Clinical studies have not revealed any specifics regarding the safety and efficacy of losartan in elderly patients.
Use in Pediatrics
Safety and efficacy in children under 18 years of age have not been established.
Data on overdose are limited. The most likely symptoms of overdose: marked reduction of blood pressure and tachycardia; bradycardia may occur as a result of parasympathetic stimulation.
Treatment: symptomatic therapy. Losartan and its active metabolite are not removed from the circulation during hemodialysis.
There were no clinically significant drug interactions with drugs such as hydrochlorothiazide, digoxin, warfarin, cimetidine, phenobarbital, erythromycin and ketoconazole.
Rifampin and fluconazole reduce the level of the active metabolite. The clinical significance of these interactions have not been studied.
As with other means of blocking the formation of angiotensin II and its effects, concomitant administration of potassium-sparing diuretics (spironolactone, triamterene, amiloride), potassium supplements and salts containing potassium, may increase the level of potassium in serum.
As with other agents affecting the excretion of sodium, treatment with losartan may be accompanied by decrease in excretion and increased serum concentrations of lithium, however, while treatment with lithium preparations should control its serum concentration.

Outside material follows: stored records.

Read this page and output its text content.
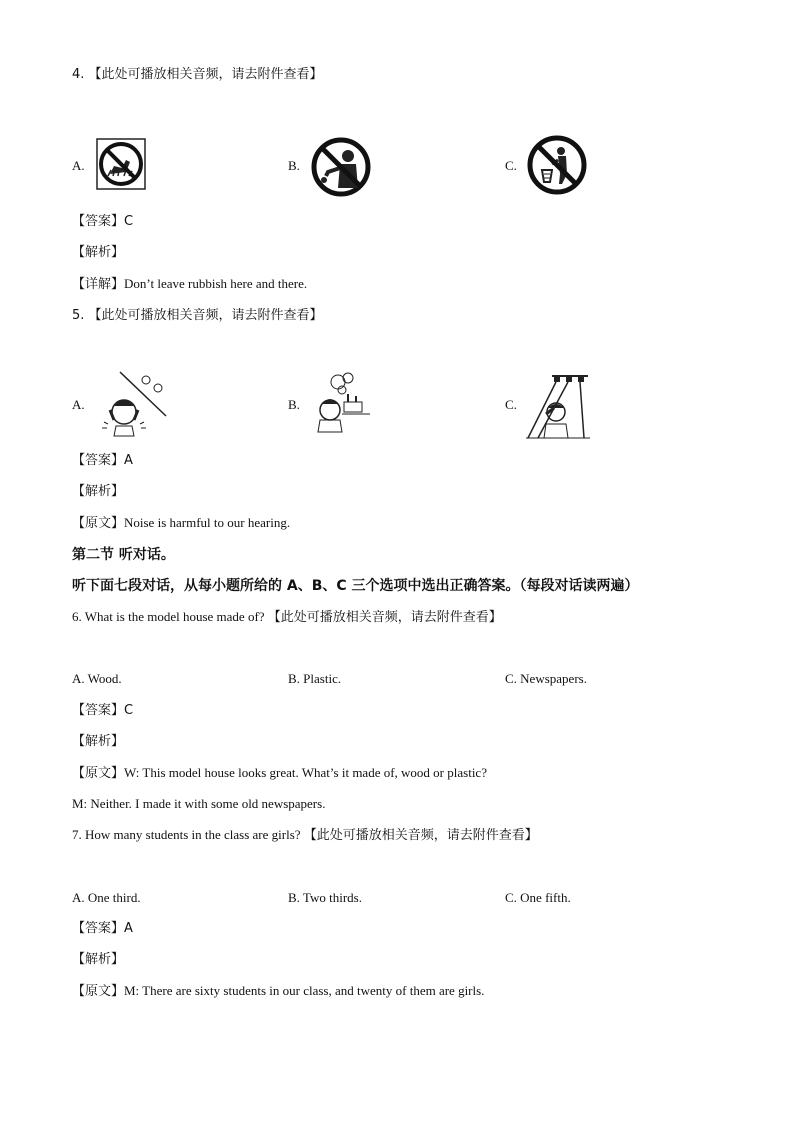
4. 【此处可播放相关音频，请去附件查看】
A.	B.	C.
【答案】C
【解析】
【详解】Don’t leave rubbish here and there.
5. 【此处可播放相关音频，请去附件查看】
A.	B.	C.
【答案】A
【解析】
【原文】Noise is harmful to our hearing.
第二节 听对话。
听下面七段对话，从每小题所给的 A、B、C 三个选项中选出正确答案。（每段对话读两遍）
6. What is the model house made of? 【此处可播放相关音频，请去附件查看】
A. Wood.	B. Plastic.	C. Newspapers.
【答案】C
【解析】
【原文】W: This model house looks great. What’s it made of, wood or plastic?
M: Neither. I made it with some old newspapers.
7. How many students in the class are girls? 【此处可播放相关音频，请去附件查看】
A. One third.	B. Two thirds.	C. One fifth.
【答案】A
【解析】
【原文】M: There are sixty students in our class, and twenty of them are girls.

NSAIDs, including selective inhibitors of COX-2 may reduce the effects of diuretics and other hypotensive drugs. Therefore, the antihypertensive effect of angiotensin II receptor antagonists may be attenuated while the use of NSAIDs, including selective COX-2 inhibitors.

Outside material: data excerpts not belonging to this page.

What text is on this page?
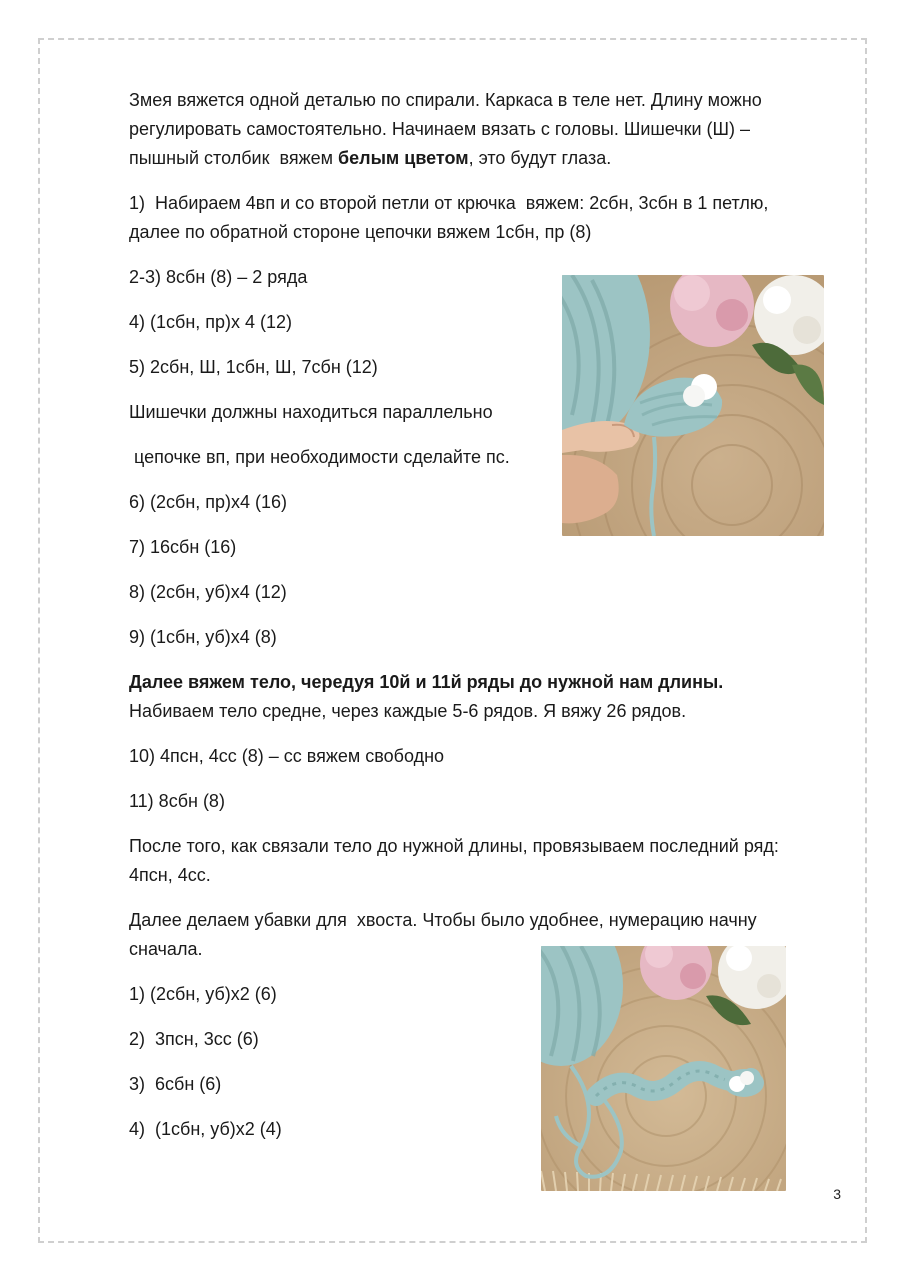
Змея вяжется одной деталью по спирали. Каркаса в теле нет. Длину можно

регулировать самостоятельно. Начинаем вязать с головы. Шишечки (Ш) –

пышный столбик  вяжем белым цветом, это будут глаза.

1)  Набираем 4вп и со второй петли от крючка  вяжем: 2сбн, 3сбн в 1 петлю,

далее по обратной стороне цепочки вяжем 1сбн, пр (8)

2-3) 8сбн (8) – 2 ряда

4) (1сбн, пр)х 4 (12)

5) 2сбн, Ш, 1сбн, Ш, 7сбн (12)

Шишечки должны находиться параллельно

цепочке вп, при необходимости сделайте пс.

6) (2сбн, пр)х4 (16)

7) 16сбн (16)

8) (2сбн, уб)х4 (12)

9) (1сбн, уб)х4 (8)

Далее вяжем тело, чередуя 10й и 11й ряды до нужной нам длины.

Набиваем тело средне, через каждые 5-6 рядов. Я вяжу 26 рядов.

10) 4псн, 4сс (8) – сс вяжем свободно

11) 8сбн (8)

После того, как связали тело до нужной длины, провязываем последний ряд:

4псн, 4сс.

Далее делаем убавки для  хвоста. Чтобы было удобнее, нумерацию начну

сначала.

1) (2сбн, уб)х2 (6)

2)  3псн, 3сс (6)

3)  6сбн (6)

4)  (1сбн, уб)х2 (4)

3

In some patients with impaired renal function, who were treated with NSAIDs, including selective inhibitors of COX-2, co-administration of angiotensin II receptor antagonists can cause a further deterioration of renal function. Normally, this effect is reversible.

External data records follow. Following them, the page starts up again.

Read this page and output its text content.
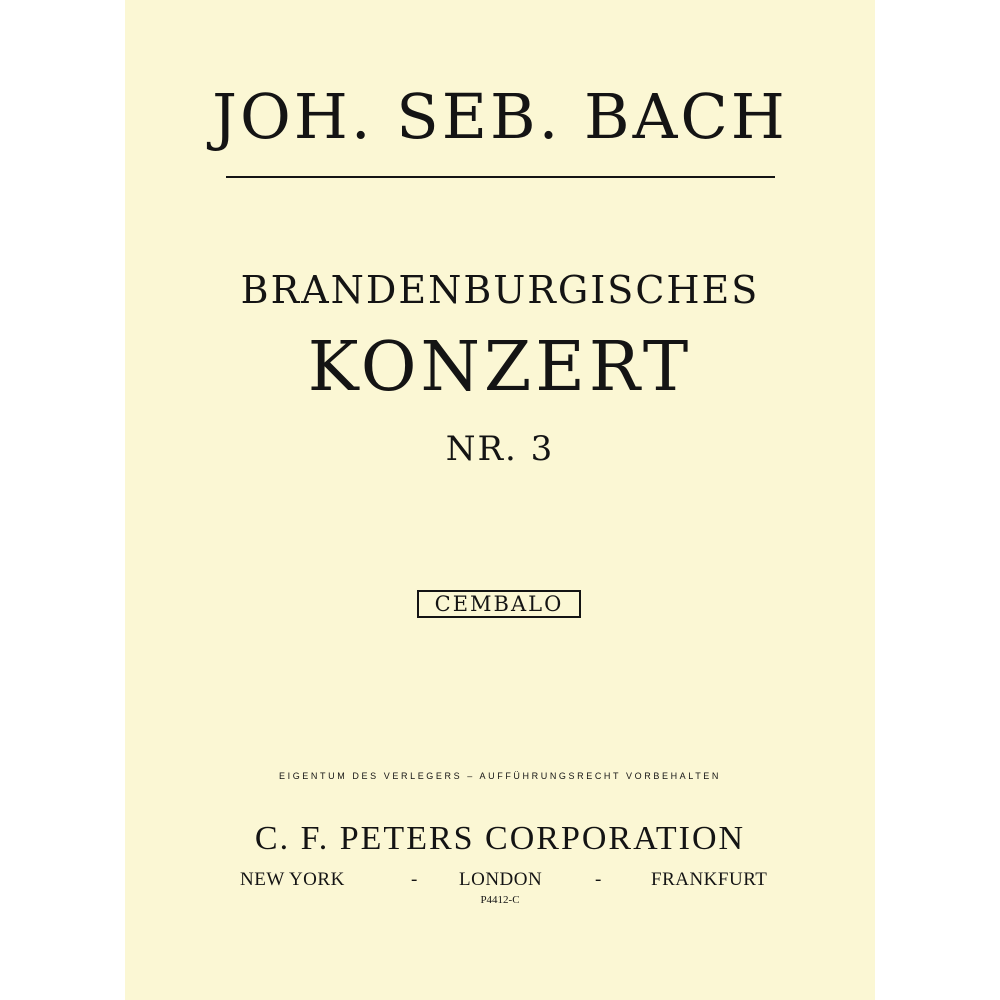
JOH. SEB. BACH
BRANDENBURGISCHES
KONZERT
NR. 3
CEMBALO
EIGENTUM DES VERLEGERS – AUFFÜHRUNGSRECHT VORBEHALTEN
C. F. PETERS CORPORATION
NEW YORK	- LONDON	-	FRANKFURT
P4412-C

Fluconazole, an inhibitor of cytochrome P450 2C9 isoenzyme, lowers plasma levels of the active metabolite of losartan and increases the concentration, however, the pharmacodynamic importance for this phenomenon has not been established. It is shown that persons who are not metabolising losartan's active metabolite, there is very rare and specific defect isoenzyme cytochrome P450 2C9.
TERMS OF RELEASE FROM PHARMACY
The drug is released by prescription.
TERMS AND CONDITIONS OF STORAGE
The preparation should be stored in tightly closed containers, protected from light, out of reach of children at a temperature not higher than 30 В° C. Shelf life - 3 years.